You know man,” the clerk’s voice has shifted. Its as if the mellowing brick-red light of the evening has fixed itself to him. The greasiness evaporates, replaced with the smooth, pervasive insinuation of a snake sliding through a desert.

“You know man, I’ve been thinking -- why don’t people give up, why do most of them stick around here? I mean, look at all the survivors. Common sense says people are idiots, right? But then why aren’t car accidents happening all the fucking time? Fucking cunts. We’re just a bunch of lucky fucking cunts.”

The clerk flicks his cigarette into a black, oil-smeared puddle. He cracks his neck and sniggers and leaves Todd alone with a slight headache.

*

The cigarette must have been just another cigarette. He doesn’t feel anything out of the ordinary – except for the extraordinary dislocation of the day shifting into night. The sky subdues its reds to violets, its warm oranges into ethereal pinks. The clouds overhead look as though airbrushed by an artistry far beyond your standard RV mural as he walks his sneakers down the street.

He kicks a rock, adjusts his backpack with his shoulders. Thinks:

Boys. When I was a boy, when I was curious enough about any given thing to just run right after it, no matter if my shoe strings were loose and whipping between my ankles or tied to choke my feet. Before I got tied up in…

He takes a swig of his bottled drink, replaces the cap and wipes his mouth with the back of his wrist. He spots a glossy magazine on the sidewalk, torn a bit and pink, as if fallen from the sky, jagged despite its rectangular cut and the familiar sultry feeling in him already leaping up with heated, oily hunger.

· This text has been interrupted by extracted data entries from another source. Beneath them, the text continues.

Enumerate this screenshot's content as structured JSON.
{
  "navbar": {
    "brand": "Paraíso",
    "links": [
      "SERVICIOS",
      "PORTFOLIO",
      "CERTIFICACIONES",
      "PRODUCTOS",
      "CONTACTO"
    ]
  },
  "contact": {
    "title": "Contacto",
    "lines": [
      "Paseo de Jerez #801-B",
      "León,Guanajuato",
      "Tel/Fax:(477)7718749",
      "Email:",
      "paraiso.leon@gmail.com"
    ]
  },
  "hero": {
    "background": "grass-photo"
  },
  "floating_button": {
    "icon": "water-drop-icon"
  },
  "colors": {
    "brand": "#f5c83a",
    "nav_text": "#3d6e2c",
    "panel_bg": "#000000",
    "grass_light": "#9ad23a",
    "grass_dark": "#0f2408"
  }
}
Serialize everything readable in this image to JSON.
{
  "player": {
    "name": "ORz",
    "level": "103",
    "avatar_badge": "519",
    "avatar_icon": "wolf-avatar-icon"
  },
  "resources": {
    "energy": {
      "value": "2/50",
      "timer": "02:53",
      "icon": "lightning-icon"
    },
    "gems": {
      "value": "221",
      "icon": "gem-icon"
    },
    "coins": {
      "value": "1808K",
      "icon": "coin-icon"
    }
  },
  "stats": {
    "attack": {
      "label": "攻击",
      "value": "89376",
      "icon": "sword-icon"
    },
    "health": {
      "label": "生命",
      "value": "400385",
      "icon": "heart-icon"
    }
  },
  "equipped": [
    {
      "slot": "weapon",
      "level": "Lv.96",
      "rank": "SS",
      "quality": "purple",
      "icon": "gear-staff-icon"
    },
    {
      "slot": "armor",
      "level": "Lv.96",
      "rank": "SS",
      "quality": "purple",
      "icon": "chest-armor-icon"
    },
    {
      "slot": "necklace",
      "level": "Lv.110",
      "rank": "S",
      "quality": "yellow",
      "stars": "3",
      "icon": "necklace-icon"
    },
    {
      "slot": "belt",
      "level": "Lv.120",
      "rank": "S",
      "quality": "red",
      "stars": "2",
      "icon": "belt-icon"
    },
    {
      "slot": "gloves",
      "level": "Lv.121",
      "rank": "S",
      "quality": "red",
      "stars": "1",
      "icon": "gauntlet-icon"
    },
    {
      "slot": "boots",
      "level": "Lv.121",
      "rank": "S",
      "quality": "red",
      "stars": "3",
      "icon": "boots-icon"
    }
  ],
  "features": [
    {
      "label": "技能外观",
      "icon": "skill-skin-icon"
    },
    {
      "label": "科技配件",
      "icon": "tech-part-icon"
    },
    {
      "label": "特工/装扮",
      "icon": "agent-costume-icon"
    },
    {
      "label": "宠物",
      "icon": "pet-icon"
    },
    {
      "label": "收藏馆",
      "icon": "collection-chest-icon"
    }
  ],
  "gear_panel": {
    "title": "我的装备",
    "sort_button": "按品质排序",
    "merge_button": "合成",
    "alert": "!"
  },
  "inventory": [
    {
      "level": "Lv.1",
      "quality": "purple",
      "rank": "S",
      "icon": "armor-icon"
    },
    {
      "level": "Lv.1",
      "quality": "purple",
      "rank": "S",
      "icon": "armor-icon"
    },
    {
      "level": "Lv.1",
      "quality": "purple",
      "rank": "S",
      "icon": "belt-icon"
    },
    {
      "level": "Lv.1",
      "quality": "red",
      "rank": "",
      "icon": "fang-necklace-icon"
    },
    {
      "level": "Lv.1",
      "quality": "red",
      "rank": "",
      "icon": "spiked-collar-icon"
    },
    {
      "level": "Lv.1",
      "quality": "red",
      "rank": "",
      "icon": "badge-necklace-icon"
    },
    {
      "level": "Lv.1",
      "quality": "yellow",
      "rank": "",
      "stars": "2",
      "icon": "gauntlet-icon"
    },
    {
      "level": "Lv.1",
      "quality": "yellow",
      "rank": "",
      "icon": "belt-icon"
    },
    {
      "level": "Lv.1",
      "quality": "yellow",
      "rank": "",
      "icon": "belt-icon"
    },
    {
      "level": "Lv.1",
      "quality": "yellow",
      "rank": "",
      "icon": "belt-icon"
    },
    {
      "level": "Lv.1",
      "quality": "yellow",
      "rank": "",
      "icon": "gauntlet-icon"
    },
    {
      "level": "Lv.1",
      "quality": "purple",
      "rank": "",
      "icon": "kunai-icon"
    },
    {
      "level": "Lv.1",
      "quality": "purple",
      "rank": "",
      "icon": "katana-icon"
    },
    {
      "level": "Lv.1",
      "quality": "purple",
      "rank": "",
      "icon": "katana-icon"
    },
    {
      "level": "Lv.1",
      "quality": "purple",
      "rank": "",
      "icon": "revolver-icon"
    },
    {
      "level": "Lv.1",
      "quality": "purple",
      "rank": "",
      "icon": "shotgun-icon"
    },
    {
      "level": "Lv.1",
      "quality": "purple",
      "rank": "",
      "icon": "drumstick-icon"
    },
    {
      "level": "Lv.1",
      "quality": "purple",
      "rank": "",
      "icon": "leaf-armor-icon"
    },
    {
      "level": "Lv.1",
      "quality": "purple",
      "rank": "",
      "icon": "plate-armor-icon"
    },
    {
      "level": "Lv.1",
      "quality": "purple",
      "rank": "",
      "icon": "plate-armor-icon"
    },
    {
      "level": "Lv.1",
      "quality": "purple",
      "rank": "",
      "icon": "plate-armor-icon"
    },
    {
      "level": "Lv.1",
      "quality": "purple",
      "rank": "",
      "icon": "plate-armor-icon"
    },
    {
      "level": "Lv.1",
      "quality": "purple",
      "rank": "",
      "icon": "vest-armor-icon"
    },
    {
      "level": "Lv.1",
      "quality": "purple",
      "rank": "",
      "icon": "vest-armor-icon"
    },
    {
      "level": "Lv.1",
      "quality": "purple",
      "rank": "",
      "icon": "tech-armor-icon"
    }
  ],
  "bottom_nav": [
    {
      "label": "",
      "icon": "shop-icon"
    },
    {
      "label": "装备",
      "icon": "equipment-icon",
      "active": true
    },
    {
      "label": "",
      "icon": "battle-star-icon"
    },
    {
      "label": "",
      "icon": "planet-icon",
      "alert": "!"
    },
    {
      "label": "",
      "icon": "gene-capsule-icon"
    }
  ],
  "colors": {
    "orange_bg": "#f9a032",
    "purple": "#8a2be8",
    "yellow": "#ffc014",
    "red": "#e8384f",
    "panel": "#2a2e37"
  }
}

He bends down, picks it up, opens it, twisting inside himself as he turns the fleshy pages, as he feels his heart cry out, but not like the faces in these pictures in his hands.

Todd closes his eyes, feeling the glossy pages stick to the sweat of his fingers.

What is it about girls? he thinks behind his pounding eyes. Question of the ages. Yeah. They walk by, and you look at them, at the wiggle-swoosh both hips produce as she strolls her saunter. Saunter. And then the eyes, the lips, the breasts, and you’re pulled their way, just because something in all that there you want here. And then when they talk to you. Shoulders you want to hold. Put an arm around. Squeeze. Yeah. And a belly, just to rest the hand on… just soft like that. And when they talk to you. Gravity in the mystery. Like about to get stuck in them. A fish in a warm net. Squirming in their saunter. But there’s something different here. The far. The picture of a sultry glance that would be out of place if a real live she was close and coming near. Wrap it up in a rather-not ready-made for me to mate with. Yeah. But it wouldn’t be true if a sexy you came up to me and steamy said ‘Lets go to bed.’ No. That would never happen. There’s something different here.

He opens his eyes and shivers at the naked creatures twisting in the pictures in his hands. He drops the magazine. So much. So much.

The sun has set. Todd makes a beeline for the park.